In fairness, Meath did turn a corner to reach the All-Ireland semi-finals of 2007 (under Colm Coyle) and 2009 (under Eamonn O’Brien). "We were a decent team," Moyles reminds.
But even around then, deep psychological scars were left. He recalls a different approach by management in 2008, a “more challenging environment” for players. Moyles was coming back from groin surgery as Meath played "unbelievable" football against Wexford in the first half of their Leinster SFC quarter-final.
He remembers warming up, thinking, 'I'll never get my place back', but then they collapsed.

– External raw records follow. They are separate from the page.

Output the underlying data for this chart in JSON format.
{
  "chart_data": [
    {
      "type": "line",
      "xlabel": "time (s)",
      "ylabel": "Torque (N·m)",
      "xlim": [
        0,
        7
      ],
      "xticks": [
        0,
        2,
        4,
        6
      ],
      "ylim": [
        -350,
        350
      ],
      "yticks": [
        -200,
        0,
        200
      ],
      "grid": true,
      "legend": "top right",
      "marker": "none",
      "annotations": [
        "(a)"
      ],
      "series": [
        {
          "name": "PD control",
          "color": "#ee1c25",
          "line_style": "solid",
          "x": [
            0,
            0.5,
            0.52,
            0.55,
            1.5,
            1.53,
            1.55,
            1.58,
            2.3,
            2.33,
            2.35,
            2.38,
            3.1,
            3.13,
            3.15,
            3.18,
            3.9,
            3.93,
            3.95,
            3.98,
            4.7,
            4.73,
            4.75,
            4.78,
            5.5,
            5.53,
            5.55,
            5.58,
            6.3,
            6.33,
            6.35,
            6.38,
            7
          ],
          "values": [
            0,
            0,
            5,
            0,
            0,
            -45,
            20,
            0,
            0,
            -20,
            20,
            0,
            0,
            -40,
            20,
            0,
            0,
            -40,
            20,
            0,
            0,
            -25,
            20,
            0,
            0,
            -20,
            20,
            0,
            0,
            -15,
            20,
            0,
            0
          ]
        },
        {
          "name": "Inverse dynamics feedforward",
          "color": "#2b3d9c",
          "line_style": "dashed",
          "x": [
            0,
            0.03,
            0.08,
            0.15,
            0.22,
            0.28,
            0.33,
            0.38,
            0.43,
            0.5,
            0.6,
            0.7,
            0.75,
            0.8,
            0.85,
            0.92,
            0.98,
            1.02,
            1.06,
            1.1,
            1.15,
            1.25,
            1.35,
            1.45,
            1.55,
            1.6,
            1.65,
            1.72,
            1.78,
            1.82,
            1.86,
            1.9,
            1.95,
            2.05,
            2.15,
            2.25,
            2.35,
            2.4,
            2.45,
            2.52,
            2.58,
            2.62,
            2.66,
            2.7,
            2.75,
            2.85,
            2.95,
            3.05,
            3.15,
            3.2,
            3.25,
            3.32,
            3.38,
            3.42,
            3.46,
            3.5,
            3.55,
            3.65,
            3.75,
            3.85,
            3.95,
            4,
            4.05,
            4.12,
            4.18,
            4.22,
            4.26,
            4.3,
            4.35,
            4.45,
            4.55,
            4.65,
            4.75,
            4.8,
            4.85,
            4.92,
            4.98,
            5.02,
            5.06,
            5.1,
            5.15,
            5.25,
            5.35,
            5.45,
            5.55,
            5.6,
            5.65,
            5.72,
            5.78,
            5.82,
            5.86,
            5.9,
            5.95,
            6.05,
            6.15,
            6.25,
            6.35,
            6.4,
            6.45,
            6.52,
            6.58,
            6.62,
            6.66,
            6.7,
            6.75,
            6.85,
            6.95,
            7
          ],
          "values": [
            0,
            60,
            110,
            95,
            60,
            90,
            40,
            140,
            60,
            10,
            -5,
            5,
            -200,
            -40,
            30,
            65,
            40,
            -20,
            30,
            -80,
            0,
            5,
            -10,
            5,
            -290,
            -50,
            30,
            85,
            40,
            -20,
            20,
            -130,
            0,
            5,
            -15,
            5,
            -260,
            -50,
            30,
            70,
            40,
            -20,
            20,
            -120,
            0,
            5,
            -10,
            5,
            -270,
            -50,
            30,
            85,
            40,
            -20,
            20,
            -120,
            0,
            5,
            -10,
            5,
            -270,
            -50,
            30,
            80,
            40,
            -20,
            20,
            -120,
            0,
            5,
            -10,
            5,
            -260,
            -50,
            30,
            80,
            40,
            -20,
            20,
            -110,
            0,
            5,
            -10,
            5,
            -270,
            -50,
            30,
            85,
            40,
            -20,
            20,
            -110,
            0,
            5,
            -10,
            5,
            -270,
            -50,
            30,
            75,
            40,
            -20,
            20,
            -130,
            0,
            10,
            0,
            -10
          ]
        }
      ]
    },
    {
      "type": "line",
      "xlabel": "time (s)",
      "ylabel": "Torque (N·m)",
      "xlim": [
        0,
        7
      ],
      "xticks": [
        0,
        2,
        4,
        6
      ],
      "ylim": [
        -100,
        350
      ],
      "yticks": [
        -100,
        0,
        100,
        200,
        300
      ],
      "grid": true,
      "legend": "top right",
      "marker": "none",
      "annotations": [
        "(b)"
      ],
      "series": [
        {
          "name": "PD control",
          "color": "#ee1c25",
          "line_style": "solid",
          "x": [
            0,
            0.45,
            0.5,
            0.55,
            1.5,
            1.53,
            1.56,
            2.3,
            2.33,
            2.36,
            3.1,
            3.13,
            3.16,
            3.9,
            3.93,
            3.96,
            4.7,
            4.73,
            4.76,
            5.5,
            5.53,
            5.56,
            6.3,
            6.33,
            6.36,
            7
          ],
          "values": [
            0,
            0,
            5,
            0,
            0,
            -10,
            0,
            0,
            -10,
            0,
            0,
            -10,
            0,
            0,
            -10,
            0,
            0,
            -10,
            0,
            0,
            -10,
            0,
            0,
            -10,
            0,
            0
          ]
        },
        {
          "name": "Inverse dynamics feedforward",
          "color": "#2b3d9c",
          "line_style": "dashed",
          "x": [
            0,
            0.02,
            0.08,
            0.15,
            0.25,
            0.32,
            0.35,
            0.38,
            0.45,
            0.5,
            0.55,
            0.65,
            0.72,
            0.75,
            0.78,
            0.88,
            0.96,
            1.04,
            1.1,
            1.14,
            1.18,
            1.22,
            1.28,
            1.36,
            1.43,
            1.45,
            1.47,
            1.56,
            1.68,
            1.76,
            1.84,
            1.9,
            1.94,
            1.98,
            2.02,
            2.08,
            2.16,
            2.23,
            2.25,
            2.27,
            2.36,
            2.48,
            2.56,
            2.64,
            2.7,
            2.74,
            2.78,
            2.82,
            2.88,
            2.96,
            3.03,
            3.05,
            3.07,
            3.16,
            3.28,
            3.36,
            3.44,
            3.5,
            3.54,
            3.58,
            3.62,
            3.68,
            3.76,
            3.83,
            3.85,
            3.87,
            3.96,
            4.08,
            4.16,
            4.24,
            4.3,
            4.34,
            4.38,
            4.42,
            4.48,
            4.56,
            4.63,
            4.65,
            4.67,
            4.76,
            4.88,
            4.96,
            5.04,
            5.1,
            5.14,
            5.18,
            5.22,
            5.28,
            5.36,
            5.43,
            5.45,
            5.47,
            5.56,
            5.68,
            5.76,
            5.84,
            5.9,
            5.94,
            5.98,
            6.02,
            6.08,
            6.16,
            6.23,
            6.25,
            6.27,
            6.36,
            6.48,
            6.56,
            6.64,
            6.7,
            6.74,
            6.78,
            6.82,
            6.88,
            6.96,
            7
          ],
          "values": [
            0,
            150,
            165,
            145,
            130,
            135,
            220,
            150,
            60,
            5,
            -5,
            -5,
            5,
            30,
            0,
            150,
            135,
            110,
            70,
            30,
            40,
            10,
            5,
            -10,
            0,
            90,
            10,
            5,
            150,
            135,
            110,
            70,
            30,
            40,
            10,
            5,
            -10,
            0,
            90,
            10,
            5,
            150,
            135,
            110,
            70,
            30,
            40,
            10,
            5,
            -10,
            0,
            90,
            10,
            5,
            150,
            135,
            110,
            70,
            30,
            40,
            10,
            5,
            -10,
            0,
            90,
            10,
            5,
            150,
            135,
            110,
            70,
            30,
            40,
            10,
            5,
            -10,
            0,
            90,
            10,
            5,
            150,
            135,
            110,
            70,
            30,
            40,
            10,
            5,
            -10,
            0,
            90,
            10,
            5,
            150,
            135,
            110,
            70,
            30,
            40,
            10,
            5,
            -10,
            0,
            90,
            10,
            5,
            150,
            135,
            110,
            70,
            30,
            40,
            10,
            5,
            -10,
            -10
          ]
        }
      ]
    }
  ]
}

"You can never really tell about a squad until you scratch the surface hard. And then there was a lot of fragilities that obviously came through and, as soon as that second half happened, sure we were dead men walking waiting for the Limerick result."
Two years later, perhaps even more damaging, was the fallout from Meath’s last Leinster SFC title after Joe Sheridan’s ‘ghost’ goal to snatch victory from Louth.
"It most definitely had an effect on that squad," Moyles concludes. "Did it have an effect into ’11 and ’12? It had an effect in the sense of Eamonn Barry and Bobby O’Malley fell on their sword.
"And then the new management team came from outside the county,” he adds, alluding to the appointment of Séamus McEnaney with Paul Grimley in tandem.
"There was a lot of conflict between management and between some of the senior players. And that, as you know well, never ends well for anyone."
All of which, in a roundabout way, brings Moyles back to his original point: managers come and go but where is the joined-up thinking?